Casgevy comes with significant, and potentially life-long, benefits. But patients undergoing treatment must first receive a course of chemotherapy that can cause painful mouth sources, low blood cell counts and organ damage — side effects that some older people, or those whose organs are already weakened by their disease, may not be able tolerate. Notably, it also carries a high risk of infertility, forcing a difficult choice on prospective patients who still hope to start a family.

These risks are seen as major hurdles to adoption of Casgevy, which Vertex expects will have a gradual launch. The company offers fertility preservation services for people insured commercially, but is currently barred from doing so for those covered by Medicaid. (On Monday, the company sued the U.S. government to change that.)

Vertex, and other companies in the same field, have therefore been interested in identifying and developing novel conditioning agents that are better tolerated than the current chemotherapy regimen.

Orum saw Vertex’s interest as an opportunity to expand into a new area. “We knew we could meet this unmet need, but our internal focus as a biotech is on oncology and immuno-oncology, so we thought it made sense to partner with a more established leader in this space,” said Sung Joo Lee, Orum’s CEO.

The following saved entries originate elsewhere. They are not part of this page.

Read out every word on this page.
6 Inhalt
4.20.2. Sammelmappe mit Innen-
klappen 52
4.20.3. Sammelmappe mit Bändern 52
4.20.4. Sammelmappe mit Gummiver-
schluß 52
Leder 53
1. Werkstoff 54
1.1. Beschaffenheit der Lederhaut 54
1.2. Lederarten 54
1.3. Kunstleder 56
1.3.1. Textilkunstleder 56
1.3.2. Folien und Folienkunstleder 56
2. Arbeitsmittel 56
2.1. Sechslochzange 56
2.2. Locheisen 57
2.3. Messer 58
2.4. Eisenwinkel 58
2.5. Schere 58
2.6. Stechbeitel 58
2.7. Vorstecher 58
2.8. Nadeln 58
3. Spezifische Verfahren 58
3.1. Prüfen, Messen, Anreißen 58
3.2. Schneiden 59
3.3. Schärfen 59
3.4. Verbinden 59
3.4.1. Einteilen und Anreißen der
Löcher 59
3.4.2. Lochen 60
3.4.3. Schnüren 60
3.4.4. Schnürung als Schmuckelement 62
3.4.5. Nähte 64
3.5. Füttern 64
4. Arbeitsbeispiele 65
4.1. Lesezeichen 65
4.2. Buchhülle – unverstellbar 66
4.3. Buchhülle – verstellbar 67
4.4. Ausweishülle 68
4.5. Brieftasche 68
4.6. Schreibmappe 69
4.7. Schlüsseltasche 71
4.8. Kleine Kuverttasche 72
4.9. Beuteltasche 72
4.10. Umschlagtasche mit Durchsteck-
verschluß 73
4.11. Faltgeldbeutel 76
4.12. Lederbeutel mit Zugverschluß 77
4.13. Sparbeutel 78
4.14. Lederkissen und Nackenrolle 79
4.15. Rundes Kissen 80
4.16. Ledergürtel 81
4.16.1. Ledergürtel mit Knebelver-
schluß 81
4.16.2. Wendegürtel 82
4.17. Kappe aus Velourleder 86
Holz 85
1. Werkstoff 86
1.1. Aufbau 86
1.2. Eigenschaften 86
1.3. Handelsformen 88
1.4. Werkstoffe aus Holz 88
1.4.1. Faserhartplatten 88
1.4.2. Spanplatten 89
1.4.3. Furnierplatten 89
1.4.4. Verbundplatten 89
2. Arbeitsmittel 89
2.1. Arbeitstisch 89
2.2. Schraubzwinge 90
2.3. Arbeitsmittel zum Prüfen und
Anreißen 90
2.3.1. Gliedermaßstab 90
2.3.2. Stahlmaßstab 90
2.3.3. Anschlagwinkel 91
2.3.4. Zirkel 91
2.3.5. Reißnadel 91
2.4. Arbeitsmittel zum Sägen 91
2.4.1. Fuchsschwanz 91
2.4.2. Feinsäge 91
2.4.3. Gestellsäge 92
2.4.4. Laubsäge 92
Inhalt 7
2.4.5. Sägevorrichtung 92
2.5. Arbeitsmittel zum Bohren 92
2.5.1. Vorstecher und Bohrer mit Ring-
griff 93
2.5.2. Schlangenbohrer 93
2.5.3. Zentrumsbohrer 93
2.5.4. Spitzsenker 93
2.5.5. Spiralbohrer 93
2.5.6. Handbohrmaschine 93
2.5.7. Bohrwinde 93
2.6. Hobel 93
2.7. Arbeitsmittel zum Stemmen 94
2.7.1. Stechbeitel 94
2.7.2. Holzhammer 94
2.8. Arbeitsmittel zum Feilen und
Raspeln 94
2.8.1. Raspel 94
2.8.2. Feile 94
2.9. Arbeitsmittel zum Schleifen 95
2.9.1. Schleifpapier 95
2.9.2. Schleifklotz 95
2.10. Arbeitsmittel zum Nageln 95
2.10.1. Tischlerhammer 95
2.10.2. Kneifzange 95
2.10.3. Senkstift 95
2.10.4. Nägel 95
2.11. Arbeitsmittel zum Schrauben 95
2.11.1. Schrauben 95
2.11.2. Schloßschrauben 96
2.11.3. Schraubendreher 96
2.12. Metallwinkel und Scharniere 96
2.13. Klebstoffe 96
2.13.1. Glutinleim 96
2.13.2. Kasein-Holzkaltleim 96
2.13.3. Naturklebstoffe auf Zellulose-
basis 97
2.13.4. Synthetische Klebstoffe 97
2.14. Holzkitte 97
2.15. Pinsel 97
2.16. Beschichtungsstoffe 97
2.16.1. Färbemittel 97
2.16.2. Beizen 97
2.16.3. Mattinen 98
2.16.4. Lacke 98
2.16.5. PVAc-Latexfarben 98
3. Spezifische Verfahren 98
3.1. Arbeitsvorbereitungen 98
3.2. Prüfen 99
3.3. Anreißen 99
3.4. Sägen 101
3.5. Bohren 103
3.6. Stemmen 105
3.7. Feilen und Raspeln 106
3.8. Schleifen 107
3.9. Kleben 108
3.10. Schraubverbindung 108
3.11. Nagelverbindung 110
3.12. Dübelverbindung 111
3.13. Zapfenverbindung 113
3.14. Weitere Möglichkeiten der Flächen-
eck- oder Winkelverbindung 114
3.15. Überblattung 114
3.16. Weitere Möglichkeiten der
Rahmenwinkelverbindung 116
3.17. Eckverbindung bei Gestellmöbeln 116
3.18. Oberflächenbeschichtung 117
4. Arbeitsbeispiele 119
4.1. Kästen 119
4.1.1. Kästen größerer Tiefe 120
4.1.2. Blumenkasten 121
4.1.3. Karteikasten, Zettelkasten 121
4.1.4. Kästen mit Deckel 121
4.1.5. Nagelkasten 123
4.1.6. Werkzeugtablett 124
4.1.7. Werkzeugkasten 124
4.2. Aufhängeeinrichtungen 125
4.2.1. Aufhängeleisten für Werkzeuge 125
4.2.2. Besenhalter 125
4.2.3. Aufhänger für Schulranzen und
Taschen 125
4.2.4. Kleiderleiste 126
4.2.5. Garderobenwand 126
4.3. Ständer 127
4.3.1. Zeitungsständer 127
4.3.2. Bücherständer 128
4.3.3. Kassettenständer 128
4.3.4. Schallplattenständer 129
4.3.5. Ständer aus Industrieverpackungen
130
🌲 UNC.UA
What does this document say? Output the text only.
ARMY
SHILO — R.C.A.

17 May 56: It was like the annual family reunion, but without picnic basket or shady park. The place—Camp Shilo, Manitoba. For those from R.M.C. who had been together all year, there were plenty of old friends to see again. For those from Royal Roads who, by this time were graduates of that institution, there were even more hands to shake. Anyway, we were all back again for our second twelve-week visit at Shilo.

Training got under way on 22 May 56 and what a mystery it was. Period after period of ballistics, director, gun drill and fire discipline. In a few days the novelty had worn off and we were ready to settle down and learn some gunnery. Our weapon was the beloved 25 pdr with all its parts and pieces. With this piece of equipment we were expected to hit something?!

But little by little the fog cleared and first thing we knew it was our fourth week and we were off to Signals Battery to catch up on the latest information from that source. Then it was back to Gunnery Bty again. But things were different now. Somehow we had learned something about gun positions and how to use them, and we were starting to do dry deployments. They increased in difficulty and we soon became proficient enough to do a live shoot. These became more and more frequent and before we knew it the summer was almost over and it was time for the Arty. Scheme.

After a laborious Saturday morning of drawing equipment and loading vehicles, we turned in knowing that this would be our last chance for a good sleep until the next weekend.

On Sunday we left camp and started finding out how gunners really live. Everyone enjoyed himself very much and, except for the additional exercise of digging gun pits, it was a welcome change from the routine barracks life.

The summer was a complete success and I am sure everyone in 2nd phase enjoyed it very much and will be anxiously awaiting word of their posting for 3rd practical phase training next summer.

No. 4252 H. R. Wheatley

In a statement, a Vertex spokesperson said improving conditioning regimens could help more patients access treatments like Casgevy. “A safer and gentler conditioning regimen would reduce both the short-term side effects and long-term risks associated with the current process, improving the experience for patients,” the spokesperson said.

Orum’s research is part of a wider fascination in biotech with the potential of antibody-drug conjugates, a type of treatment that pairs a targeting antibody with a toxic payload to precisely reach and kill tumor cells. However, Orum is taking a slightly different approach, focusing on combining ADCs with a field known as targeted protein degradation. Rather than use a toxin, the startup pairs antibodies with a protein-degrading compound.

“We hope what we’re doing really improves upon the targeted therapy space, whereas traditional ADCs are improving the chemotherapy space,” Lee said.

This is the second deal for Orum in the past year. In November, the biotech announced a collaboration with Bristol Myers Squibb, gaining $100 million upfront to advance its work in cancer research.

Orum is developing a drug dubbed ORM-5029, which is in a Phase 1 clinical trial and targets HER2-expressing solid tumors in patients with breast cancer. The company expects to complete the study in 2025.